3
Yorum
3
Beğeni
5,0
Puan
1706
Okunma

Sunu;
Devrin içinde yankılanan çığlıkların çarptığı bir duvardı suretin.
Asılı kalınacak darağacı kıvamında bakışlarını yıkabilseydi ellerim;
Geçmişin hükmünü verir,
Çoktan hücrelerine gömülürdü düşlerim...
Açık görüş yasaklandı şimdilerde
Sümen altı bırakılan her izin
Fikrimi senden bir gün daha uzaklaştırıyor.

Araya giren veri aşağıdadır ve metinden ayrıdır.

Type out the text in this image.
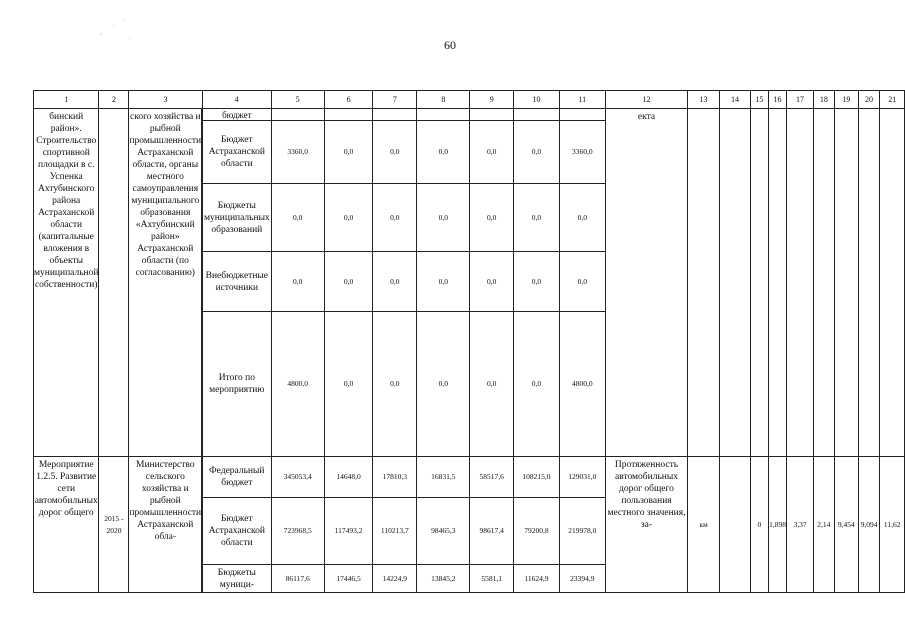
60
1	2	3	4	5	6	7	8	9	10	11	12	13	14	15	16	17	18	19	20	21
бинский район». Строительство спортивной площадки в с. Успенка Ахтубинского района Астраханской области (капитальные вложения в объекты муниципальной собственности)		ского хозяйства и рыбной промышленности Астраханской области, органы местного самоуправления муниципального образования «Ахтубинский район» Астраханской области (по согласованию)	бюджет								екта									
			Бюджет Астраханской области	3360,0	0,0	0,0	0,0	0,0	0,0	3360,0										
			Бюджеты муниципальных образований	0,0	0,0	0,0	0,0	0,0	0,0	0,0										
			Внебюджетные источники	0,0	0,0	0,0	0,0	0,0	0,0	0,0										
			Итого по мероприятию	4800,0	0,0	0,0	0,0	0,0	0,0	4800,0										
Мероприятие 1.2.5. Развитие сети автомобильных дорог общего	2015 - 2020	Министерство сельского хозяйства и рыбной промышленности Астраханской обла-	Федеральный бюджет	345053,4	14648,0	17810,3	16831,5	58517,6	108215,0	129031,0	Протяженность автомобильных дорог общего пользования местного значения, за-	км		0	1,898	3,37	2,14	9,454	9,094	11,62
			Бюджет Астраханской области	723968,5	117493,2	110213,7	98465,3	98617,4	79200,8	219978,0										
			Бюджеты муници-	86117,6	17446,5	14224,9	13845,2	5581,1	11624,9	23394,9										
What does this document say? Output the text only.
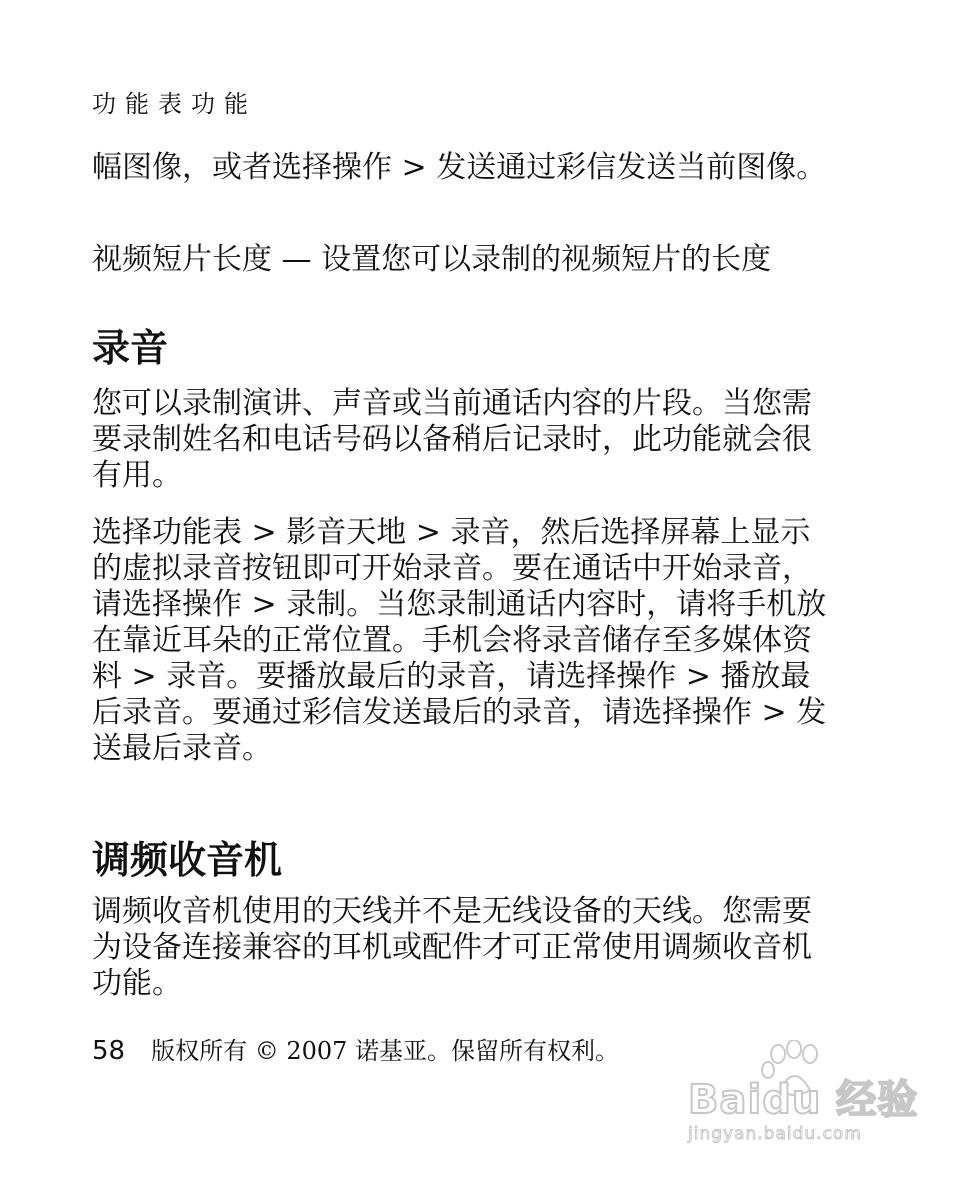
功能表功能

幅图像，或者选择操作 > 发送通过彩信发送当前图像。

视频短片长度 — 设置您可以录制的视频短片的长度

录音

您可以录制演讲、声音或当前通话内容的片段。当您需要录制姓名和电话号码以备稍后记录时，此功能就会很有用。

选择功能表 > 影音天地 > 录音，然后选择屏幕上显示的虚拟录音按钮即可开始录音。要在通话中开始录音，请选择操作 > 录制。当您录制通话内容时，请将手机放在靠近耳朵的正常位置。手机会将录音储存至多媒体资料 > 录音。要播放最后的录音，请选择操作 > 播放最后录音。要通过彩信发送最后的录音，请选择操作 > 发送最后录音。

调频收音机

调频收音机使用的天线并不是无线设备的天线。您需要为设备连接兼容的耳机或配件才可正常使用调频收音机功能。

58 版权所有 © 2007 诺基亚。保留所有权利。
Baidu 经验
jingyan.baidu.com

Müebbet yemiş mahkûmdan öykünüp
Günleri saymak kadar gereksiz bir eylemdeyim...
I.
Gazete manşetlerine taşınacak cinayetlerin faili olmaya heveslendiğim vakitlerde
Köpek ulumalarını denklediğim kahkahalara çarptı yüzüm;
Fahişe bakışların yükte hafif pahada ağır bedelleriniyse hiç önemsemedim.
Kibirli sokakların
Boyası kavlamış kapılarında
Eşikten destur çekerek geçtim de,
Lakin hiçbir ecinniye eyvallah etmedim...
Sen kimsin?
II.
Ölü kelebekler kanatlarını düşürdüler gözlerime...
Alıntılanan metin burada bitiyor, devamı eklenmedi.